Becaplermin comes as a gel to be applied to the skin and is used once a day until the ulcer is healed.
Becaplermin gel is used for skin ulcers only. Do not use becaplermin in your mouth, eyes, or vagina.
It is important to use becaplermin gel together with a program for ulcer care determined by your doctor.
To apply becaplermin gel:
- Wash your hands well first
- Carefully measure out the amount of gel your doctor told you to use.
- Squeeze the amount of gel needed on to a clean, firm, non-absorbable surface like wax paper. Do not let the tip of the tube touch the ulcer or any other surface. Close tube tightly after each use and store in refrigerator.
- Using a clean cotton swab, tongue depressor, or similar application aid, spread the gel in a thin layer over the surface of the ulcer.
- Cover the area with a saline-moistened gauze dressing.
- After about 12 hours, gently rinse the ulcer with saline or water to remove the rest of the gel. Cover the ulcer with a new saline-moistened gauze dressing. Do not apply any more gel.

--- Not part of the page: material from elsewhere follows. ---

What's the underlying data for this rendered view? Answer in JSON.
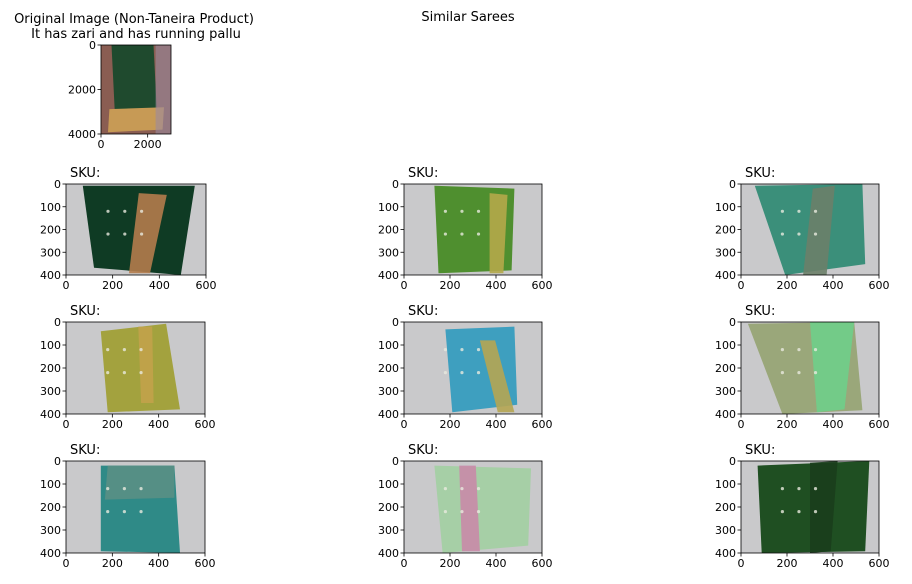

If you miss a dose, be sure to make a follow up appointment.
Use this medication exactly as prescribed by your doctor. Follow the directions on your prescription label carefully.
The amount of becaplermin gel to be applied will vary depending upon the size of your ulcer. Your doctor will measure your ulcer to calculate the amount of gel you need to use.
Your doctor or wound care giver will check your ulcer every 1 or 2 weeks to determine if the amount of gel used needs to be changed.
If you use too much becaplermin, call your healthcare provider or local Poison Control Center, or seek emergency medical attention right away.
If becaplermin is administered by a healthcare provider in a medical setting, it is unlikely that an overdose will occur. However, if overdose is suspected, seek emergency medical attention.
Keep this and all medicines out of the reach of children.
Store becaplermin gel in the refrigerator (36°F to 46°F). Do not freeze it.
Becaplermin gel should not be used after the expiration date on the bottom end of the tube.
Throw away any becaplermin gel that is out of date or no longer needed for your treatment.
Becaplermin FDA Warning
Warning: Increased Rate of Mortality Secondary to Malignancy
An increased rate of mortality secondary to malignancy was observed in patients treated with 3 or more tubes of Regranex Gel in a postmarketing retrospective cohort study. Regranex Gel should only be used when the benefits can be expected to outweigh the risks. Regranex Gel should be used with caution in patients with known malignancy.